En suma, se puede decir que Augusto detestaba el elitismo intelectual, porque, para él, el conocimiento no debía ser algo elitista, o sea, de unos pocos. Ahí están las bibliotecas llenas de libros para todo aquel que quiera aprender, adquirir conocimientos y formarse una opinión propia sobre las cosas sin tener que recurrir a los mal llamados "creadores de opinión". El problema, pensaba Augusto, sin embargo, no radica en el acceso al conocimiento, que está al alcance de cualquiera. El problema está en el conocimiento en sí, que se ha vuelto elitista y minoritario, pero porque resulta aburrido a la mayoría y solo sigue interesando a una minoría de gente que tiene inquietudes y vocación por saber cómo funcionan las cosas, cuál es su origen y en qué consiste su naturaleza. Se trata de una actitud admirable y fascinante que, en un mundo lógico y razonable, debería ser el modelo a seguir, y, sin embargo, ocurre justo lo contrario: las personas que aman el conocimiento están cada vez peor consideradas.
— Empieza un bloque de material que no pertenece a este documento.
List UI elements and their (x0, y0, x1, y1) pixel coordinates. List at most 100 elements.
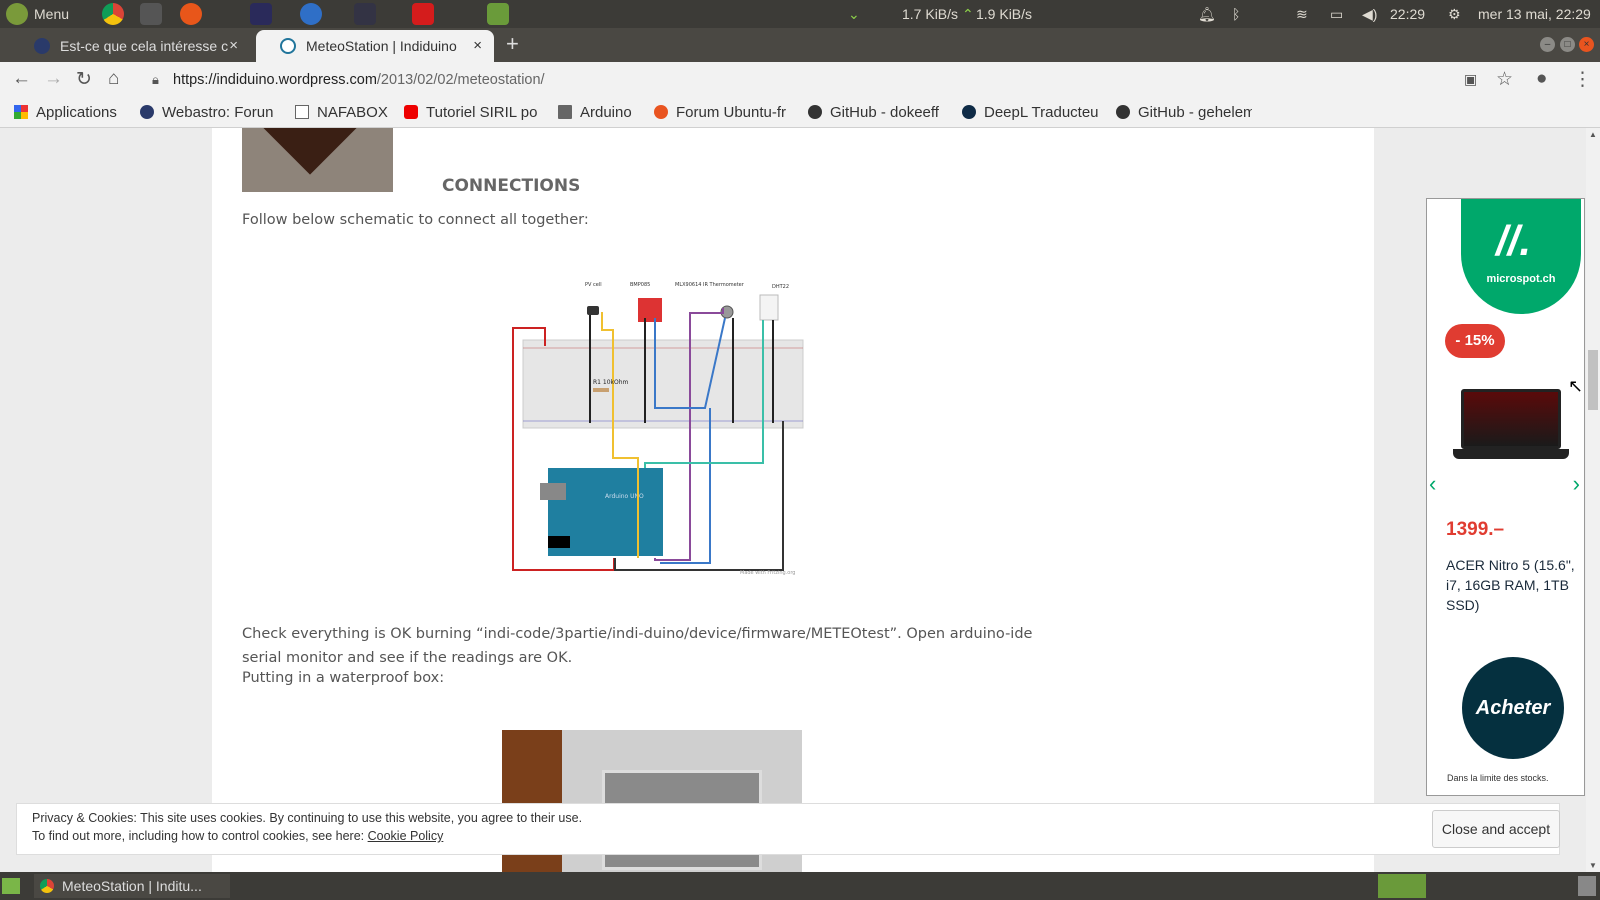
show-desktop-icon[interactable] (2, 878, 20, 894)
bookmarks-bar: Applications Webastro: Forun NAFABOX Tut… (0, 98, 1600, 128)
tab-meteostation[interactable]: MeteoStation | Indiduino × (256, 30, 494, 62)
wifi-icon[interactable]: ≋ (1296, 6, 1308, 23)
scroll-down-icon[interactable]: ▼ (1589, 861, 1597, 870)
url-path: /2013/02/02/meteostation/ (376, 72, 545, 88)
files-launcher-icon[interactable] (487, 3, 509, 25)
advertisement[interactable]: ▷ ✕ microspot.ch //. - 15% ‹ › 1399.– AC… (1426, 198, 1585, 796)
new-tab-button[interactable]: + (506, 31, 519, 57)
product-name: ACER Nitro 5 (15.6", i7, 16GB RAM, 1TB S… (1446, 557, 1575, 613)
close-tab-icon[interactable]: × (229, 37, 238, 54)
top-panel: Menu ⌄ 1.7 KiB/s ⌃ 1.9 KiB/s 🔔︎ ᛒ ≋ ▭ ◀)… (0, 0, 1600, 28)
chrome-launcher-icon[interactable] (102, 3, 124, 25)
scrollbar-thumb[interactable] (1588, 350, 1598, 410)
breadboard (522, 339, 804, 429)
paragraph-check-readings: Check everything is OK burning “indi-cod… (242, 626, 1033, 666)
cookie-banner: Privacy & Cookies: This site uses cookie… (16, 803, 1560, 855)
label-dht22: DHT22 (772, 284, 789, 290)
net-up-speed: 1.9 KiB/s (976, 6, 1033, 22)
label-bmp085: BMP085 (630, 282, 650, 288)
maximize-button[interactable]: □ (1560, 37, 1575, 52)
battery-icon[interactable]: ▭ (1330, 6, 1343, 23)
reload-icon[interactable]: ↻ (76, 68, 92, 91)
settings-gear-icon[interactable]: ⚙ (1448, 6, 1461, 23)
carousel-next-icon[interactable]: › (1573, 471, 1580, 497)
tab-title: Est-ce que cela intéresse c (60, 38, 229, 54)
tab-webastro[interactable]: Est-ce que cela intéresse c × (10, 30, 250, 62)
telescope-launcher-icon[interactable] (140, 3, 162, 25)
net-down-speed: 1.7 KiB/s (902, 6, 959, 22)
workspace-switcher[interactable] (1378, 874, 1426, 898)
bookmark-github-dokeeff[interactable]: GitHub - dokeeff (808, 104, 944, 121)
bookmark-star-icon[interactable]: ☆ (1496, 68, 1513, 91)
url-host: https://indiduino.wordpress.com (173, 72, 377, 88)
bookmark-forum-ubuntu[interactable]: Forum Ubuntu-fr (654, 104, 792, 121)
cookie-text-line2: To find out more, including how to contr… (32, 829, 444, 843)
app-launcher-icon[interactable] (412, 3, 434, 25)
url-field[interactable]: https://indiduino.wordpress.com/2013/02/… (173, 72, 545, 88)
close-tab-icon[interactable]: × (473, 37, 482, 54)
carousel-prev-icon[interactable]: ‹ (1429, 471, 1436, 497)
translate-icon[interactable]: ▣ (1464, 71, 1477, 88)
section-heading: CONNECTIONS (442, 176, 581, 196)
net-up-icon: ⌃ (962, 6, 974, 22)
forward-icon[interactable]: → (44, 68, 63, 90)
cookie-text-line1: Privacy & Cookies: This site uses cookie… (32, 811, 583, 825)
tab-bar: Est-ce que cela intéresse c × MeteoStati… (0, 28, 1600, 62)
bluetooth-icon[interactable]: ᛒ (1232, 6, 1240, 22)
chrome-icon (40, 879, 54, 893)
bookmark-deepl[interactable]: DeepL Traducteu (962, 104, 1098, 121)
stellarium-launcher-icon[interactable] (250, 3, 272, 25)
wordpress-favicon-icon (280, 38, 296, 54)
webastro-favicon-icon (34, 38, 50, 54)
stock-note: Dans la limite des stocks. (1447, 773, 1549, 783)
bookmark-applications[interactable]: Applications (14, 104, 117, 121)
date-time[interactable]: mer 13 mai, 22:29 (1478, 6, 1591, 22)
notification-bell-icon[interactable]: 🔔︎ (1198, 6, 1216, 23)
label-resistor: R1 10kOhm (593, 379, 629, 386)
lock-icon: 🔒︎ (152, 72, 159, 87)
connection-schematic: Arduino UNO PV cell BMP085 MLX90614 IR T… (512, 282, 804, 576)
volume-icon[interactable]: ◀) (1362, 6, 1377, 23)
trash-icon[interactable] (1578, 876, 1596, 896)
taskbar-window-title: MeteoStation | Inditu... (62, 878, 202, 894)
microspot-logo: microspot.ch //. (1461, 199, 1581, 314)
cookie-policy-link[interactable]: Cookie Policy (368, 829, 444, 843)
profile-icon[interactable]: ● (1536, 68, 1547, 90)
minimize-button[interactable]: – (1540, 37, 1555, 52)
bookmark-tutoriel-siril[interactable]: Tutoriel SIRIL po (404, 104, 542, 121)
bmp085-module (638, 298, 662, 322)
home-icon[interactable]: ⌂ (108, 68, 119, 90)
close-window-button[interactable]: × (1579, 37, 1594, 52)
close-and-accept-button[interactable]: Close and accept (1432, 810, 1560, 848)
menu-dots-icon[interactable]: ⋮ (1573, 68, 1592, 91)
intro-text: Follow below schematic to connect all to… (242, 212, 589, 228)
discount-badge: - 15% (1445, 324, 1505, 358)
bookmark-webastro[interactable]: Webastro: Forun (140, 104, 278, 121)
taskbar: MeteoStation | Inditu... (0, 872, 1600, 900)
bookmark-nafabox[interactable]: NAFABOX (295, 104, 388, 121)
dht22-sensor (759, 294, 779, 321)
buy-button[interactable]: Acheter (1462, 657, 1564, 759)
mint-menu-icon[interactable] (6, 3, 28, 25)
paragraph-waterproof-box: Putting in a waterproof box: (242, 670, 445, 686)
web-page: CONNECTIONS Follow below schematic to co… (0, 128, 1586, 872)
label-pv-cell: PV cell (585, 282, 602, 288)
scroll-up-icon[interactable]: ▲ (1589, 130, 1597, 139)
clock[interactable]: 22:29 (1390, 6, 1425, 22)
label-credit: Made with Fritzing.org (740, 570, 795, 576)
resistor (593, 388, 609, 392)
thunderbird-launcher-icon[interactable] (300, 3, 322, 25)
bookmark-github-gehelem[interactable]: GitHub - gehelem (1116, 104, 1252, 121)
pv-cell (587, 306, 599, 315)
net-down-icon: ⌄ (848, 6, 860, 22)
bookmark-folder-arduino[interactable]: Arduino (558, 104, 632, 121)
kstars-launcher-icon[interactable] (354, 3, 376, 25)
page-scrollbar[interactable]: ▲ ▼ (1586, 128, 1600, 872)
menu-button[interactable]: Menu (34, 6, 69, 22)
label-mlx90614: MLX90614 IR Thermometer (675, 282, 745, 288)
article-content: CONNECTIONS Follow below schematic to co… (212, 128, 1374, 872)
taskbar-window-meteostation[interactable]: MeteoStation | Inditu... (34, 874, 230, 898)
firecapture-launcher-icon[interactable] (180, 3, 202, 25)
back-icon[interactable]: ← (12, 68, 31, 90)
tab-title: MeteoStation | Indiduino (306, 38, 457, 54)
Se las ve como bichos raros que ocupan su tiempo en cuestiones que no tienen ninguna utilidad, entendiendo, por utilidad, el afán de lucro.

El propio Augusto afirmaba muchas veces que uno de sus sueños consistía en convertirse, él también, en periodista de opinión y escribir artículos diarios, semanales o mensuales en algún periódico o revista de contenidos políticos y culturales. Sin embargo, llegado el caso de que este sueño suyo se cumpliera, él no querría que le pusieran la etiqueta de "creador de opinión" , pues no consideraba que lo fuera. En todo caso, él tendría una determinada opinión sobre una cuestión en concreto que él expresaría en su artículo de turno, y sus lectores podrían compartir esa opinión o discrepar de ella, y desde la seriedad, el rigor y la solidez de su propio criterio, el de sus lectores.

En definitiva, Augusto pensaba que considerar a los articulistas como "creadores de opinión" implica tener una consideración muy pobre hacia quienes leyeran sus textos, lo cual resulta injusto y muy ofensivo para el lector, a quien siempre se debe el escritor, quien, por ese mismo motivo, debe tener mucho cuidado para no caer en la soberbia, la prepotencia y el endiosamiento, así como procurar tratar siempre a sus lectores en condiciones de igualdad. Porque, sin lectores, la labor del escritor carece de sentido, y porque la única diferencia que existe entre el escritor y el lector está en el egocentrismo de uno frente a la humildad del otro.